For each of the sampling strategies above, the solvers continue running (i.e. the callback returns True, the number of iterations/tolerance passed to Solver.run increases/decreases) until the StoppingCriterion.should_stop() associated to the solver Solver.stopping_criterion returns True.

This method takes into account the maximal number of runs given as --max-runs, the timeout given by --timeout and also tries to stop the solver if it has converged. The convergence of a solver is determined by the StoppingCriterion.check_convergence() method, based on the objective curve so far. There are four StoppingCriterion implemented in benchopt:

  • SingleRunCriterion(stop_val) only calls the solver once with the given stop_val. This criterion is designed for methods that converge to a given value, when one aims to benchmark final performance of multiple solvers.

  • NoCriterion() runs the solver for a fixed number of steps, given by the --max-runs argument. This criterion deactivate the checks for convergence.

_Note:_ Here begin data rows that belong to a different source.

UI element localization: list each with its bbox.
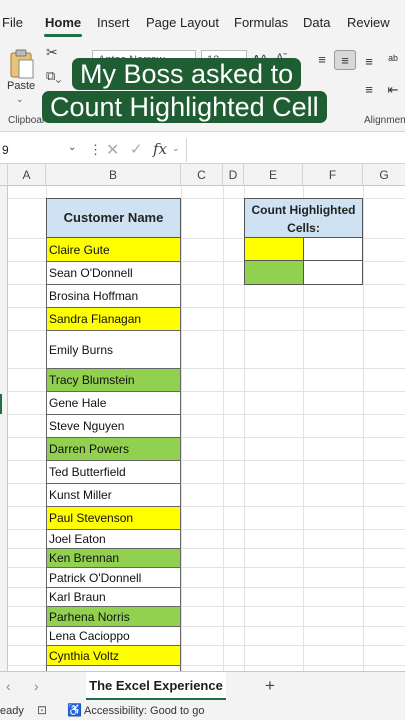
more-options-icon[interactable]: ⋮ <box>89 142 102 158</box>
table-row[interactable]: Gene Hale <box>46 392 181 415</box>
paste-icon[interactable] <box>8 48 36 80</box>
tab-data[interactable]: Data <box>303 15 330 30</box>
customer-name: Tracy Blumstein <box>49 373 135 387</box>
table-row[interactable]: Kunst Miller <box>46 484 181 507</box>
count-highlighted-header[interactable]: Count Highlighted Cells: <box>244 198 363 238</box>
clipboard-group-label: Clipboar <box>8 115 46 126</box>
indent-icon[interactable]: ⇤ <box>382 80 404 100</box>
customer-name: Lena Cacioppo <box>49 629 130 643</box>
customer-name: Joel Eaton <box>49 532 106 546</box>
table-row[interactable]: Lena Cacioppo <box>46 627 181 646</box>
sheet-tab-bar: ‹ › The Excel Experience + <box>0 671 405 701</box>
add-sheet-icon[interactable]: + <box>265 676 275 696</box>
status-ready: eady <box>0 705 24 717</box>
count-header-line-1: Count Highlighted <box>251 203 356 217</box>
ribbon-tab-bar: File Home Insert Page Layout Formulas Da… <box>0 0 405 40</box>
column-header-f[interactable]: F <box>303 164 363 186</box>
table-row[interactable]: Brosina Hoffman <box>46 285 181 308</box>
table-row[interactable]: Emily Burns <box>46 331 181 369</box>
customer-name: Paul Stevenson <box>49 511 134 525</box>
row-headers[interactable] <box>0 186 8 671</box>
align-right-icon[interactable]: ≡ <box>358 80 380 100</box>
customer-name: Karl Braun <box>49 590 106 604</box>
count-header-line-2: Cells: <box>287 221 320 235</box>
video-caption: My Boss asked to Count Highlighted Cell <box>42 58 360 126</box>
table-row[interactable]: Ted Butterfield <box>46 461 181 484</box>
column-header-d[interactable]: D <box>223 164 244 186</box>
table-row[interactable]: Ken Brennan <box>46 549 181 568</box>
table-row[interactable]: Parhena Norris <box>46 607 181 627</box>
table-row[interactable]: Darren Powers <box>46 438 181 461</box>
table-row[interactable]: Tracy Blumstein <box>46 369 181 392</box>
customer-name: Brosina Hoffman <box>49 289 139 303</box>
customer-name: Sandra Flanagan <box>49 312 142 326</box>
orientation-icon[interactable]: ᵃᵇ <box>382 50 404 70</box>
tab-formulas[interactable]: Formulas <box>234 15 288 30</box>
column-headers: A B C D E F G <box>0 164 405 186</box>
insert-function-icon[interactable]: fx <box>153 140 167 158</box>
green-sample-cell[interactable] <box>244 261 304 285</box>
chevron-down-icon[interactable]: ⌄ <box>68 142 76 153</box>
table-row[interactable]: Cynthia Voltz <box>46 646 181 666</box>
chevron-left-icon[interactable]: ‹ <box>6 678 11 694</box>
customer-name: Sean O'Donnell <box>49 266 133 280</box>
customer-name: Ken Brennan <box>49 551 120 565</box>
table-row[interactable]: Patrick O'Donnell <box>46 568 181 588</box>
customer-name: Gene Hale <box>49 396 107 410</box>
accessibility-status[interactable]: Accessibility: Good to go <box>84 705 204 717</box>
formula-input[interactable] <box>186 138 405 162</box>
align-bottom-icon[interactable]: ≡ <box>358 52 380 72</box>
caption-line-1: My Boss asked to <box>72 58 302 90</box>
table-row[interactable]: Joel Eaton <box>46 530 181 549</box>
chevron-down-icon[interactable]: ⌄ <box>172 143 180 154</box>
customer-name: Steve Nguyen <box>49 419 125 433</box>
accessibility-icon[interactable]: ♿ <box>67 703 82 717</box>
customer-name: Kunst Miller <box>49 488 112 502</box>
customer-name-header[interactable]: Customer Name <box>46 198 181 238</box>
status-bar: eady ⊡ ♿ Accessibility: Good to go <box>0 701 405 720</box>
sheet-tab-the-excel-experience[interactable]: The Excel Experience <box>86 672 226 700</box>
macro-record-icon[interactable]: ⊡ <box>37 703 47 717</box>
customer-name: Claire Gute <box>49 242 110 257</box>
customer-name: Ted Butterfield <box>49 465 126 479</box>
tab-insert[interactable]: Insert <box>97 15 130 30</box>
alignment-group-label: Alignmen <box>364 115 405 126</box>
gridline <box>181 186 182 671</box>
table-row[interactable]: Sandra Flanagan <box>46 308 181 331</box>
select-all-corner[interactable] <box>0 164 8 186</box>
customer-name: Darren Powers <box>49 442 130 456</box>
gridline <box>223 186 224 671</box>
chevron-down-icon[interactable]: ⌄ <box>16 94 24 105</box>
table-row[interactable]: Sean O'Donnell <box>46 262 181 285</box>
table-row[interactable]: Steve Nguyen <box>46 415 181 438</box>
paste-label[interactable]: Paste <box>7 80 35 92</box>
tab-home[interactable]: Home <box>45 15 81 30</box>
customer-name: Cynthia Voltz <box>49 648 120 663</box>
tab-page-layout[interactable]: Page Layout <box>146 15 219 30</box>
column-header-a[interactable]: A <box>8 164 46 186</box>
selected-row-indicator <box>0 394 2 414</box>
customer-name: Patrick O'Donnell <box>49 570 142 585</box>
yellow-count-cell[interactable] <box>303 238 363 261</box>
table-row[interactable]: Claire Gute <box>46 238 181 262</box>
formula-bar: 9 ⌄ ⋮ ✕ ✓ fx ⌄ <box>0 136 405 164</box>
caption-line-2: Count Highlighted Cell <box>42 91 327 123</box>
table-row[interactable]: Karl Braun <box>46 588 181 607</box>
column-header-c[interactable]: C <box>181 164 223 186</box>
cancel-icon[interactable]: ✕ <box>106 140 119 160</box>
customer-name: Emily Burns <box>49 342 114 357</box>
column-header-e[interactable]: E <box>244 164 303 186</box>
gridline <box>363 186 364 671</box>
tab-file[interactable]: File <box>2 15 23 30</box>
chevron-right-icon[interactable]: › <box>34 678 39 694</box>
column-header-b[interactable]: B <box>46 164 181 186</box>
customer-name: Parhena Norris <box>49 609 130 624</box>
table-row[interactable]: Paul Stevenson <box>46 507 181 530</box>
green-count-cell[interactable] <box>303 261 363 285</box>
yellow-sample-cell[interactable] <box>244 238 304 261</box>
tab-review[interactable]: Review <box>347 15 390 30</box>
check-icon[interactable]: ✓ <box>130 140 143 158</box>
active-tab-indicator <box>44 34 82 37</box>
column-header-g[interactable]: G <box>363 164 405 186</box>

  • SufficientDescentCriterion(eps, patience, key_to_monitor) considers that the solver has converged when the relative decrease of the objective was less than a tolerance eps for more than patience calls to check_convergence. The key_to_monitor is the key of the objective dictionary to monitor. By default, it is set to value.

  • SufficientProgressCriterion(eps, patience, key_to_monitor) considers that the solver has converged when the objective has not decreased by more than a tolerance eps for more than patience calls to check_convergence. The key_to_monitor is the key of the objective dictionary to monitor. By default, it is set to value.

Setting the sampling strategy and stopping criterion globally#

Both the sampling strategy and stopping criterion can be set globally for all solvers by setting the corresponding class attributes in your Objective class:

class Objective(BaseObjective):
    sampling_strategy = "callback"  # or "iteration", "tolerance", "run_once"
    stopping_criterion = SufficientProgressCriterion(
        eps=1e-5, patience=5, key_to_monitor="value"
    )

This allows to avoid setting these attributes in each solver when the same strategy and criterion should be used for most solvers.